Multiplicité d’une racine et Dérivation Formelle
Soit $P$ un polynôme non nul et $\alpha$ une racine de $P$. La multiplicité de la racine $\alpha$ est le plus grand entier $k \ge 1$ tel que $(X-\alpha)^k$ divise $P$.
- Si $k=1$, la racine est dite simple.
- Si $k \ge 2$, la racine est dite multiple.
Pour caractériser les racines multiples, on introduit la notion de dérivée formelle.
Soit $P(X) = \sum_{k=0}^{n} a_k X^k$. La dérivée formelle de $P$, notée $P’$, est le polynôme : $$ P'(X) = \sum_{k=1}^{n} k a_k X^{k-1} $$
Soit $P \in K[X]$ et $\alpha \in K$.
Alors $\alpha$ est une racine multiple de $P$ (multiplicité $k \ge 2$) si et seulement si $P(\alpha) = 0$ et $P'(\alpha) = 0$.
Plus généralement, $\alpha$ est une racine de multiplicité $k$ si et seulement si : $$ P(\alpha) = P'(\alpha) = \dots = P^{(k-1)}(\alpha) = 0 \quad \text{et} \quad P^{(k)}(\alpha) \neq 0 $$
Le cas des corps $\mathbb{C}$ et $\mathbb{R}$
La structure des polynômes irréductibles dépend fortement du corps $K$. Pour les corps des nombres complexes et réels, les choses sont remarquablement simples.
Tout polynôme non constant à coefficients dans le corps des nombres complexes $\mathbb{C}$ admet au moins une racine dans $\mathbb{C}$.
Un corps vérifiant cette propriété est dit algébriquement clos.
Une conséquence directe de ce théorème est que les seuls polynômes irréductibles de $\mathbb{C}[X]$ sont les polynômes de degré 1. Tout polynôme $P \in \mathbb{C}[X]$ de degré $n \ge 1$ se factorise donc complètement en un produit de facteurs de degré 1 : $$ P(X) = c (X – \alpha_1) \cdots (X – \alpha_n) $$ où les $\alpha_i \in \mathbb{C}$ sont les racines de $P$, répétées selon leur multiplicité.

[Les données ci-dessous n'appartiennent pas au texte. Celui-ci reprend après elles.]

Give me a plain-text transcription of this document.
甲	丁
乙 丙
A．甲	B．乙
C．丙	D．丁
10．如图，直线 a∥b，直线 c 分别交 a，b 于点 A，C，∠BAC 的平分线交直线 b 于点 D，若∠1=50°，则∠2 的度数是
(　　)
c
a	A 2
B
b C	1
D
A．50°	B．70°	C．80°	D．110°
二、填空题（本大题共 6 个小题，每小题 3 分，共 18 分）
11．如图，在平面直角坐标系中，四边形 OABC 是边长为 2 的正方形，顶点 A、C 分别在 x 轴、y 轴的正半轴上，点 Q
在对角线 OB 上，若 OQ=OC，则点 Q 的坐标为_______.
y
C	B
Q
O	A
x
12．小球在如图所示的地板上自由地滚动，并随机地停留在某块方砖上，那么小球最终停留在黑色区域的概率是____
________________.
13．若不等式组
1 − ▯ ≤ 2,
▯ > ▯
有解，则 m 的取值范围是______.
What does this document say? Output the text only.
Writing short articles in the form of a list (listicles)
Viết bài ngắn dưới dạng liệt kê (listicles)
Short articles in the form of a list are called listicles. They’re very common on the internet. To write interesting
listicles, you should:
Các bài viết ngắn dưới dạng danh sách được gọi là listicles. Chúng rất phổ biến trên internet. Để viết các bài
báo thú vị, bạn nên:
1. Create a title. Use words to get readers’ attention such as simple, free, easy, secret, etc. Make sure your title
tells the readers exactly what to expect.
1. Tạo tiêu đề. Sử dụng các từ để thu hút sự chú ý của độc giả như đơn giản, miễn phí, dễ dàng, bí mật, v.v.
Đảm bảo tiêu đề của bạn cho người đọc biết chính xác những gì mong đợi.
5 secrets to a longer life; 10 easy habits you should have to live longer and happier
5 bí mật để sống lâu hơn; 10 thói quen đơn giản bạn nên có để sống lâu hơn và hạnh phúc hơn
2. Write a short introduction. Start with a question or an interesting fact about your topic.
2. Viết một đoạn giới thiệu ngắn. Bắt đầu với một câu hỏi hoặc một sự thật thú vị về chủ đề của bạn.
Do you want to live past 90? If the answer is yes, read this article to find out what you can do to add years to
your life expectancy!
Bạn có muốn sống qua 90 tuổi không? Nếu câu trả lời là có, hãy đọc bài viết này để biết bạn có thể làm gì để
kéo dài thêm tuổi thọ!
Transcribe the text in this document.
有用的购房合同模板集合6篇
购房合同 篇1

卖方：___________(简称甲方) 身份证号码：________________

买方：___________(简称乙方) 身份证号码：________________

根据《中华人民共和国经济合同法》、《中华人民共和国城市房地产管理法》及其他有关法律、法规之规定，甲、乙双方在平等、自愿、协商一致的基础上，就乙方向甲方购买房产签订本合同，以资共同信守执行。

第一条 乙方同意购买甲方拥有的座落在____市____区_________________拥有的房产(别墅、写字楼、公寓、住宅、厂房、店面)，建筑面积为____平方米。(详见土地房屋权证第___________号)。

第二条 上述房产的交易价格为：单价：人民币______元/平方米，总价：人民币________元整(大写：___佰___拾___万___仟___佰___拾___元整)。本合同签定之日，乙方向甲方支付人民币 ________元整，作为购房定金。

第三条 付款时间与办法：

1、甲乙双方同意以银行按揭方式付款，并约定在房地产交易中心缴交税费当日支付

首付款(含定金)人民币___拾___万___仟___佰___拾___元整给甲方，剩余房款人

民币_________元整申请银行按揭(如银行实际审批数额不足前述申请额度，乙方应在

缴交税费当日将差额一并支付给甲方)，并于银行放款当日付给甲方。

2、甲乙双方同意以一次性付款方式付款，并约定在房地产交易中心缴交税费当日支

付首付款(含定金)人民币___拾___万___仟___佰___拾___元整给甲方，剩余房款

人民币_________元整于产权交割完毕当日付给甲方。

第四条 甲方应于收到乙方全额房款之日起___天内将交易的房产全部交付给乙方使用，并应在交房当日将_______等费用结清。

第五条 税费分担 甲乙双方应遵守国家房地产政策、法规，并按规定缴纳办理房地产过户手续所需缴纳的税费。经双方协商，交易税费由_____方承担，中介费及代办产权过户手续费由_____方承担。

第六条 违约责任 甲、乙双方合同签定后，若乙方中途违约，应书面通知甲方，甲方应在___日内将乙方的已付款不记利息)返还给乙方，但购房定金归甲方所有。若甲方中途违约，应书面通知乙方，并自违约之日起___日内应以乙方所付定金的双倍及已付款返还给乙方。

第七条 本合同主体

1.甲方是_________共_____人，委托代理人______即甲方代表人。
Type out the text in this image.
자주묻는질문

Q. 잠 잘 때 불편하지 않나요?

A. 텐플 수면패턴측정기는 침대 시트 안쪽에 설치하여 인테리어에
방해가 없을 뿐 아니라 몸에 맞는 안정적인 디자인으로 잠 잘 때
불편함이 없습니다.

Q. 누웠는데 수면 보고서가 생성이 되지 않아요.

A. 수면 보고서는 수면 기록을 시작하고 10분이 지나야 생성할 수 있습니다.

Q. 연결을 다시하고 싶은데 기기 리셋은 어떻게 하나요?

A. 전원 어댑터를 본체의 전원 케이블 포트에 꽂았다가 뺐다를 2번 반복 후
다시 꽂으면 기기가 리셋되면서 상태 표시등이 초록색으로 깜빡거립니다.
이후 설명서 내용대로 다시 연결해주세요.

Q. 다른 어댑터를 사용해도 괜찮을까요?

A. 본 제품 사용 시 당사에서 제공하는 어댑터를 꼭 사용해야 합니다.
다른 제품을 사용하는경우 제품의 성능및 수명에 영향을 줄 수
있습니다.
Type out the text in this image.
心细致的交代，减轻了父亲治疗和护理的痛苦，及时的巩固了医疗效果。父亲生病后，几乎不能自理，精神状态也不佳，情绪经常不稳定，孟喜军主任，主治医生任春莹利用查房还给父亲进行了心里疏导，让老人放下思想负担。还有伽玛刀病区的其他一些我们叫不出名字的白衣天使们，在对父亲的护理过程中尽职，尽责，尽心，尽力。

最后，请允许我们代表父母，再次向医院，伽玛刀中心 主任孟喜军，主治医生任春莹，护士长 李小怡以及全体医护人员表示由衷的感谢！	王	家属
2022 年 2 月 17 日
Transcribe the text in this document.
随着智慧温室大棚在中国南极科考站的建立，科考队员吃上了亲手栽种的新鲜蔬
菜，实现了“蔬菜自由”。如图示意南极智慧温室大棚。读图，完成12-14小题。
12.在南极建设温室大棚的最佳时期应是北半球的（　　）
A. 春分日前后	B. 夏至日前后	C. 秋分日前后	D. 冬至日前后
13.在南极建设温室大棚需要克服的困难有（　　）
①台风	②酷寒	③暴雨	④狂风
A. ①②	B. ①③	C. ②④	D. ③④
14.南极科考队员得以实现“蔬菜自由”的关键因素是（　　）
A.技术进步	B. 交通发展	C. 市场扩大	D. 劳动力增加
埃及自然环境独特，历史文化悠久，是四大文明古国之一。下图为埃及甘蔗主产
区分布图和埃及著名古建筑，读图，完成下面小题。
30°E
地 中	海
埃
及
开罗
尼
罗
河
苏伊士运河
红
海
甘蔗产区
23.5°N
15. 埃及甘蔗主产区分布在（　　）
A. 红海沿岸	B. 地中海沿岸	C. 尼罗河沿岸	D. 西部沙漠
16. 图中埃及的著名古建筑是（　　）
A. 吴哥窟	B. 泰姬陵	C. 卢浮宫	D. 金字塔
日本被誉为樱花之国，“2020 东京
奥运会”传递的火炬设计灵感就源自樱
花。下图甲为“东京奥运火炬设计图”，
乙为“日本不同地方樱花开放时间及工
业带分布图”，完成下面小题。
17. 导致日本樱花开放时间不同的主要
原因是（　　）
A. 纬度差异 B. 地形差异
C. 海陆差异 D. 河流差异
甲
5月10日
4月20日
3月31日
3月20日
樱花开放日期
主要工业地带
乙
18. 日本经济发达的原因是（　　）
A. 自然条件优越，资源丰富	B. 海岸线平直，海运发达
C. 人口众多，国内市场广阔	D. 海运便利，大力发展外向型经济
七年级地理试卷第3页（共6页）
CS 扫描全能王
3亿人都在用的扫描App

Pour $\mathbb{R}[X]$, la situation est légèrement différente.
Les polynômes irréductibles de $\mathbb{R}[X]$ sont :
- Les polynômes de degré 1.
- Les polynômes de degré 2 de la forme $aX^2+bX+c$ sans racine réelle, c’est-à-dire dont le discriminant $\Delta = b^2-4ac$ est strictement négatif.
Par conséquent, tout polynôme non constant de $\mathbb{R}[X]$ se factorise en un produit de polynômes de degré 1 et de polynômes de degré 2 à discriminant négatif.
Cette propriété provient du fait que si $\alpha \in \mathbb{C}$ est une racine complexe non réelle d’un polynôme $P \in \mathbb{R}[X]$, alors son conjugué $\bar{\alpha}$ est aussi une racine de $P$. Le produit $(X-\alpha)(X-\bar{\alpha}) = X^2 – (\alpha+\bar{\alpha})X + \alpha\bar{\alpha} = X^2 – 2\text{Re}(\alpha)X + |\alpha|^2$ est alors un polynôme de degré 2 à coefficients réels et à discriminant négatif qui divise $P$.